Assi en regardant yacine compris que même si elle ne disait rien et ne laissait rien paraitre elle était heureuse, une nouvelle vie s’ouvrait à elle parce qu’elle rêvait de faire de longues études pour devenir un jour quelqu’un et aider son père et ses frères. Yacine et Assi se sont regardées longuement et dans leurs yeux on pouvait y lire que ce n’était que le début. Car Assi avait aussi les même rêves, car depuis l’ascension sociale de son père quand elle était enfant, de l’eau avait coulée sur les ponts et depuis la vie avait fait un autre pas géant qui s’appelait la retraite et la faillite des affaires avec leurs conséquences comme la vente de tous les biens matériels , heureusement il restait la maison qui était le témoin des jours glorieux.
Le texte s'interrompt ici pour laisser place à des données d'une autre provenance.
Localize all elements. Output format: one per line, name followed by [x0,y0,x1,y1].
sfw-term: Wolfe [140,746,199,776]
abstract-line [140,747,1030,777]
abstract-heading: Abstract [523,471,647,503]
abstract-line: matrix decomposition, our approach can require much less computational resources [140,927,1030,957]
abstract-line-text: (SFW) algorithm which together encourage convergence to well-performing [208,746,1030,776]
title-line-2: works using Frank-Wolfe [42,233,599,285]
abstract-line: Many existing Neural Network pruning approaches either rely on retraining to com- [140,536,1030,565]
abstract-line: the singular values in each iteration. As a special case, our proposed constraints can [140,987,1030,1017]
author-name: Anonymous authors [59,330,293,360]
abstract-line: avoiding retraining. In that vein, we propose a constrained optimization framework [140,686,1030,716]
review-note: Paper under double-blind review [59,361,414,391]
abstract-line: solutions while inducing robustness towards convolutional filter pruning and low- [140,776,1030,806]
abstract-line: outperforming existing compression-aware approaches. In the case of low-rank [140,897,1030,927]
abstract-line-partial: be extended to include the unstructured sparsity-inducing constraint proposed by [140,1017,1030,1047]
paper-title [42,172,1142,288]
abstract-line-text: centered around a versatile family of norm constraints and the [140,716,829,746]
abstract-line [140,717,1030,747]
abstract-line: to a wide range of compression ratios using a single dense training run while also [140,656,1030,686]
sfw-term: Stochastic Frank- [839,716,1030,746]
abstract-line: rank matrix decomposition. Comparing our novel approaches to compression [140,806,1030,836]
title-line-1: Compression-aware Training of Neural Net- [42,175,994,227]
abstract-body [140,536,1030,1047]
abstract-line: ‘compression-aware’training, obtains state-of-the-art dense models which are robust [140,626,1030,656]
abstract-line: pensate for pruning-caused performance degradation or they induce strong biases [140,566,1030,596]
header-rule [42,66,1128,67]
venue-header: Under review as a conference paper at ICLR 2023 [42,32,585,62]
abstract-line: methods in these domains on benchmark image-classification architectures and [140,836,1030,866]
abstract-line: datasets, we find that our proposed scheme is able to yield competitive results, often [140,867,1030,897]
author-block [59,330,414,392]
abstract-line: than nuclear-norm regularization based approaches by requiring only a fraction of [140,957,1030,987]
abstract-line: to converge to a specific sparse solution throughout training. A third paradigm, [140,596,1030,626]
Elle a compris par la suite les paroles de sagesse de Yaye qui disait : « la vie a de longues jambes, aujourd’hui elle est au point A et demain au point Z », maintenant pour faire accepter à ses enfants la nouvelle réalité du moment, elle disait : « mon verre est petit mais je bois dans mon verre », ce qui signifiait qu’il fallait toujours se contenter de ce qu’on a. Cette parole a fait qu’Assi n’a jamais envié les autres, elle a toujours bu dans son verre. Elle aimait tellement la quantité que ça l’a toujours désaltéré et elle ne s’est jamais plainte de soif. Tout ce qu’elle voyait maintenant c’était le chemin du savoir, la prochaine étape où elle devra se préparer pour sa vie professionnelle.